Pasado un buen rato observando y convencido de que no había peligro, salió Antonio de su escondite y pegado como una lagartija al muro del cortijo, poco a poco y con la escopeta preparada, se iba acercando a la casa de Manuel y, aunque con suma precaución, pensaba que nada habría de pasarle y que no tenía nada de qué desconfiar, pues habían sido muchos los servicios que el guarda había prestado a los guerrilleros en aquella zona.

Cuando estuvo cerca de su objetivo, notó cómo su corazón latía muy acelerado, pues algo dentro de él le gritaba con insistencia “cuidado, cuidado”, y como si presagiara algún temor Antonio paró en seco. Agazapado, volvió a observar durante otro buen rato y nada anormal vio, aunque seguía teniendo el presentimiento de que debía volverse por donde había venido y huir de aquel lugar. Pasaron por su mente cuantos consejos le habían dado sus compañeros.

Y así, cuando se disponía a abandonar, volvió a pensar y a preguntarse: “¿pero quién en una noche como esta tendría ganas de salir?”. Y sin hacer caso a sus pensamientos y temores, se dirigió hacia la casa.

Estaba Antonio prácticamente en el umbral de la puerta del cortijo cuando una voz en la oscuridad sonó autoritaria:

–¡Alto a la Guardia Civil!

Tuvo el guerrillero el tiempo justo casi de girar con el arma preparada cuando un disparo acompañado de un destello luminoso sonó y al suelo herido de muerte el guerrillero cayó, aunque en la oscuridad siguieron sonando mas disparos, que acompañados de los fogonazos salían de todos los alrededores del cortijo.

Pronto, el guerrillero en el suelo abatido se dio cuenta de que herido de muerte estaba, aunque se volvió a incorporar; nuevos disparos sonaron y de nuevo al guerrillero alcanzaron, y de nuevo al suelo cayó para nunca más volverse a levantar.

Cuando aún con los últimos hilos de vida en el suelo el guerrillero yacía rodeado de guardias civiles, uno de éstos un farol acercó al herido. Volvió Antonio a abrir los ojos; cuando intentaba hablar, a pesar de que la sangre le ahogaba, hizo un último esfuerzo y cogiendo la manga del joven guardia le dijo apenas en un susurro ahogado por la sangre:

–Solo le pido, señor guardia, que a mi pequeña la muñeca le llevéis.
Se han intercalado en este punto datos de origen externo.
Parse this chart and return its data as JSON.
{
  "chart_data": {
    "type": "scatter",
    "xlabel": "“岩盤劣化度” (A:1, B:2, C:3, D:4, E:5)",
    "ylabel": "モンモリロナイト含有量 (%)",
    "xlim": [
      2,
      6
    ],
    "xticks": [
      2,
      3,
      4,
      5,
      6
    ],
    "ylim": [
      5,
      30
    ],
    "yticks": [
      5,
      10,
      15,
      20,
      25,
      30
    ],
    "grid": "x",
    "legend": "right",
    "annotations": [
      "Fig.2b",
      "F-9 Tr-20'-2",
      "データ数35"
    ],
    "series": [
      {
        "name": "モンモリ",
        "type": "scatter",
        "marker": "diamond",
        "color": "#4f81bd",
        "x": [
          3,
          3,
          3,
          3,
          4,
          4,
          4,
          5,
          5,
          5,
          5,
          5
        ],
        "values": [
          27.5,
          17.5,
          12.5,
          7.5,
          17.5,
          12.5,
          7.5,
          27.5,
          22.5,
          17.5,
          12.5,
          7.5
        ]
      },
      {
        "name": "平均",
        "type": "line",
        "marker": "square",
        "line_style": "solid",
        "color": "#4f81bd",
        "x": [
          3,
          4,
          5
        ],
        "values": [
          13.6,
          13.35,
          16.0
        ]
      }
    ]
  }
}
Y terminada la frase soltó la manga del joven guardia y expiró.

Tras el levantamiento del cadáver y demás requisitos, Antonio el guerrillero fue enterrado en el cementerio del pueblo, en el lugar dedicado a los no creyentes. Fue avisada su viuda para que se presentase en el cuartel de la Guardia Civil. Le dijeron el lugar en el que había sido enterrado su marido y le entregaron una cartera con unas fotografías de ella y de su pequeña hija. Corrió la mujer hacia el cementerio y paró en el camino, donde arrancó con sus manos unas flores silvestres. Cayó de rodillas ante la tumba de su marido y, sumida en llanto, depositó el pequeño ramillete de flores.
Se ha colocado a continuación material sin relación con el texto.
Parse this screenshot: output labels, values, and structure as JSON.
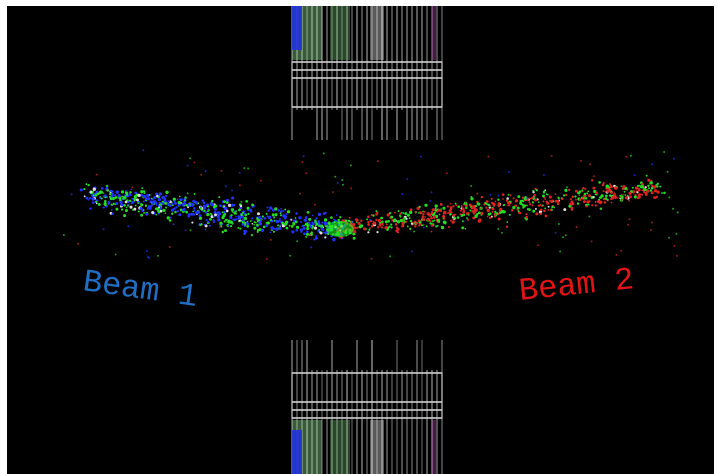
{
  "labels": {
    "beam_1": "Beam 1",
    "beam_2": "Beam 2"
  }
}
Desesperada, de rodillas y llorando estaba, cuando de pronto sintió una mano en su hombro. Cuando volvió la cara vio a un joven guardia civil, quien alargándole una caja le dijo:

–Señora, aquí le traigo el encargo que su marido antes de morir me dio; es la muñeca que para su hija compró y por la que la vida dio, vendido por la traición.

Quien esta historia contaba, cuando terminaba, se levantaba de su silla y cogiendo una muñeca muy antigua, la enseñaba y decía:

–Esta es la muñeca por la que mi padre murió.